Имеет, но с чрезвычайной осторожностью, опуская многие подробности, в том числе едва не поглотившее Сергея Павловича болото и, главное, старичка на пеньке, оказавшегося впоследствии преподобным Симеоном Шатровским, наделенным от Бога великими духовными дарованиями.
– И в «Ключах» она меня грызла. В первую ночь я там крысу у себя на груди во сне увидел – точно такую, какие у нас в подъезде бегают, и подумал: вот она, тоска моя. Я где-то читал, что Лев Толстой от сознания бессмысленности жизни руки на себя едва не наложил. Лев Толстой! Он уже «Войну и мир» написал, у него слава, деньги, мировое признание… А ружье взять боялся.
– Он граф, – подал голос папа. – А ты кто?
– А Сережинька – князь, – прижалась Аня плечом к плечу Сергея Павловича.
– Голубок и горлица, – умилился Павел Петрович. – А ты все про какой-то смысл талдычишь! Вот тебе смысл, – он указал на прильнувшую к сыну Аню, – вот тебе руководство к действию, вот тебе твоя доля счастья. Цени. Не многим выпадает. Мне вот, дураку, с твоей мамой… Ангел она была, сущий ангел, к нам во плоти сошедший, а я?! Ты думаешь – ценил? Берег? Пылинки сдувал? Все газеткой баловался да вот этим делом, – он звучно щелкнул себя по горлу. – А ей ору: понимала бы ты! Я – человек творческий, мне свобода нужна! По девкам шляться и винище жрать – вот на что была мне моя свобода нужна! – И второй раз за этот вечер папа бурно разрыдался, сквозь слезы и прерывистое дыхание повторяя: – она… она… она… на нее, – тыкал он пальцем в Аню, – похожа… была… И у той, у моей голубушки, у покойницы, взгляд был до того мягкий, что даже меня в моем непотребстве иногда стыд пробирал. А я… я даже могилки ее не сберег!

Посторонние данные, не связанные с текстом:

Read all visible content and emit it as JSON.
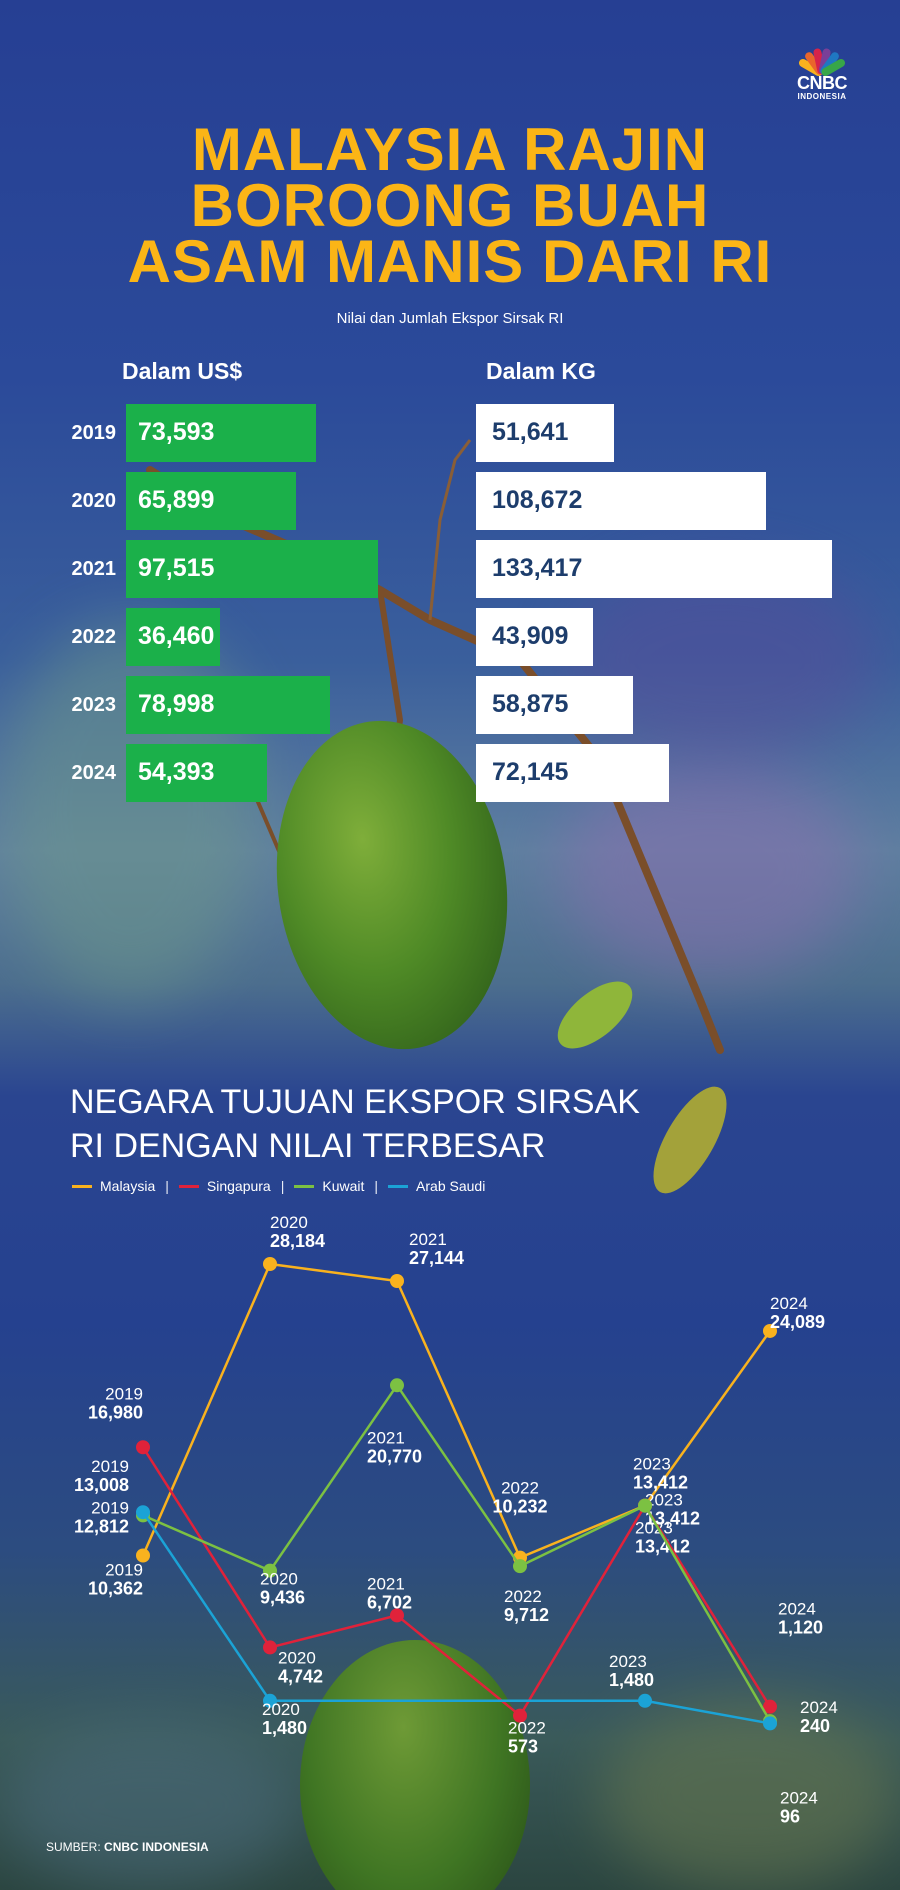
{
  "logo": {
    "brand": "CNBC",
    "sub": "INDONESIA"
  },
  "headline": [
    "MALAYSIA RAJIN",
    "BOROONG BUAH",
    "ASAM MANIS DARI RI"
  ],
  "subtitle": "Nilai dan Jumlah Ekspor Sirsak RI",
  "bar_section": {
    "usd_heading": "Dalam US$",
    "kg_heading": "Dalam KG"
  },
  "section_title": [
    "NEGARA TUJUAN EKSPOR SIRSAK",
    "RI DENGAN NILAI TERBESAR"
  ],
  "source": {
    "prefix": "SUMBER:",
    "name": "CNBC INDONESIA"
  },
  "colors": {
    "malaysia": "#f9b21e",
    "singapura": "#e0223a",
    "kuwait": "#7cc142",
    "arab_saudi": "#1ba3d6",
    "usd_bar": "#1bb04a",
    "headline": "#fbb516"
  },
  "chart_data": [
    {
      "type": "bar",
      "categories": [
        "2019",
        "2020",
        "2021",
        "2022",
        "2023",
        "2024"
      ],
      "series": [
        {
          "name": "Dalam US$",
          "values": [
            73593,
            65899,
            97515,
            36460,
            78998,
            54393
          ],
          "labels": [
            "73,593",
            "65,899",
            "97,515",
            "36,460",
            "78,998",
            "54,393"
          ]
        },
        {
          "name": "Dalam KG",
          "values": [
            51641,
            108672,
            133417,
            43909,
            58875,
            72145
          ],
          "labels": [
            "51,641",
            "108,672",
            "133,417",
            "43,909",
            "58,875",
            "72,145"
          ]
        }
      ]
    },
    {
      "type": "line",
      "x": [
        "2019",
        "2020",
        "2021",
        "2022",
        "2023",
        "2024"
      ],
      "series": [
        {
          "name": "Malaysia",
          "values": [
            10362,
            28184,
            27144,
            10232,
            13412,
            24089
          ],
          "labels": [
            "10,362",
            "28,184",
            "27,144",
            "10,232",
            "13,412",
            "24,089"
          ]
        },
        {
          "name": "Singapura",
          "values": [
            16980,
            4742,
            6702,
            573,
            13412,
            1120
          ],
          "labels": [
            "16,980",
            "4,742",
            "6,702",
            "573",
            "13,412",
            "1,120"
          ]
        },
        {
          "name": "Kuwait",
          "values": [
            12812,
            9436,
            20770,
            9712,
            13412,
            240
          ],
          "labels": [
            "12,812",
            "9,436",
            "20,770",
            "9,712",
            "13,412",
            "240"
          ]
        },
        {
          "name": "Arab Saudi",
          "values": [
            13008,
            1480,
            null,
            null,
            1480,
            96
          ],
          "labels": [
            "13,008",
            "1,480",
            "",
            "",
            "1,480",
            "96"
          ]
        }
      ]
    }
  ]
}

Сейчас пришел бы, цветочки посадил, оградку покрасил, помянул бы как положено – и она, может, меня бы простила… Но прийти мне некуда! – простонал он, и у Сергея Павловича тотчас возникла тревожная мысль об инсульте, который, будто молотом, сию минуту ударит в непутевую папину голову. – Нет у меня места, где я словно бы на ушко мог ей шепнуть: Ниночка, свет мой…
– А давай, папа, маму помянем. И Аня с нами. Помянем, Аня, мою матушку?
– Покой, Господи, душу усопшей рабы Твоей Нины, – с этими словами Аня перекрестилась, а Павел Петрович удовлетворенно кивнул, – и сотвори ей вечную память…
– Вечную память, – с глубоким вздохом повторил папа и осушил рюмку до дна, негодующе отвергнув предложенный сыном огурец.
– Я, пап, – помолчав, продолжал Сергей Павлович, – из этих «Ключей» сюда вообще мог не вернуться…
– Ну что ж, – согласился Павел Петрович, – будь я твоих лет и повстречай в минуту горькую такую очаровательницу…
– Да нет, папа, нет, я не об этом! Господи, что я говорю! Мне Аню точно Бог послал, но там еще один человек был…
– Старик этот? Зиновий… как его… короче, он «морж» и любитель этого самого… – В карих глазах Павла Петровича вспыхнули блудливые огоньки.
– Да нет! – покраснев, едва не закричал Сергей Павлович. – При чем здесь Зиновий Германович? Он славный, добрый, но он предпочитает радоваться жизни, а не размышлять, зачем она ему дана.